İşte Newroz, Hrant’ın cenazesinde yakalanan tablo üzerine çekilen düzen karanlığını dağıtmanın, halkların kardeşlik bayrağını yükseltmenin bir fırsatı haline getirilebilir. Bunun için Newroz alanlarında, “İşçilerin birliği halkların kardeşliği!” şiarının yanısıra “Hepimiz Ermeniyiz, hepimiz Kürtüz, hepimiz kardeşiz!” şiarını da yükseltmek büyük önem taşıyor.

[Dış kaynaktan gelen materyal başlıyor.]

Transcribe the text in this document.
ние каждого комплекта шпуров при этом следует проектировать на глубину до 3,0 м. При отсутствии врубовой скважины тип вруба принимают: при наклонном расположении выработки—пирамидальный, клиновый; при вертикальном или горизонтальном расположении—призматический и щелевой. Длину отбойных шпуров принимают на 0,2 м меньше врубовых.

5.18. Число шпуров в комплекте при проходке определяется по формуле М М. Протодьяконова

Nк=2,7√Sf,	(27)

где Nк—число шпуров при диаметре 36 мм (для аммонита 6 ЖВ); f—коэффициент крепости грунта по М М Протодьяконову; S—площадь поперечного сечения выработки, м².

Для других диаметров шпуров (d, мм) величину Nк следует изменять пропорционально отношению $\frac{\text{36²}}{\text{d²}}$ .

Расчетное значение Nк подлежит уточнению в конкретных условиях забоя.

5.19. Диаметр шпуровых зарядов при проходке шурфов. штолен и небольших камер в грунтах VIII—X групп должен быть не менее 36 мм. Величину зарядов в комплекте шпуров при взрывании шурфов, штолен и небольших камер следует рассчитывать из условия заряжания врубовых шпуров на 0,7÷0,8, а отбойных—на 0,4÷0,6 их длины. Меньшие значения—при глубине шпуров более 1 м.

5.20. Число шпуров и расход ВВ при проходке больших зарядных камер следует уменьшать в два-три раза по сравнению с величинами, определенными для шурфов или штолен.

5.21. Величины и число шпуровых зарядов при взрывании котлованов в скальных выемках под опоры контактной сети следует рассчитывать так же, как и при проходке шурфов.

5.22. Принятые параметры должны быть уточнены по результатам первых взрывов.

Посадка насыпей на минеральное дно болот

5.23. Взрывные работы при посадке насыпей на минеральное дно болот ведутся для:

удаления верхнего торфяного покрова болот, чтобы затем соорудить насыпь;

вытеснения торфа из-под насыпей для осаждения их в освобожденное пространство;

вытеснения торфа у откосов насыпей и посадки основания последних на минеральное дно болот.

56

Elbette kardeşlik ve birliktelik sermayeye ve emperyalizme karşı mücadeleyle birleşmeli ve bu yolda emperyalizme karşı direnen halklarla dayanışma köprüsü oluşturulmalıdır. Bunun için Newroz alanlarında, “Hepimiz Iraklı, hepimiz Filistinli’yiz” diye haykırmak büyük önem taşımaktadır. Sonuçta ortaya çıkacak tablo, halkların özgür geleceği için açılacak bir kapıyı aralamak anlamına gelecektir. Böylelikle Newroz, tam olarak tarihsel anlamına uygun bir biçimde kutlanmış olacaktır.

Tüm bunlar, devrimci ve ilerici güçler ile Kürt halkının örgütlü güçlerinin omuzlarındaki görev ve sorumluluklara ışık tutuyor.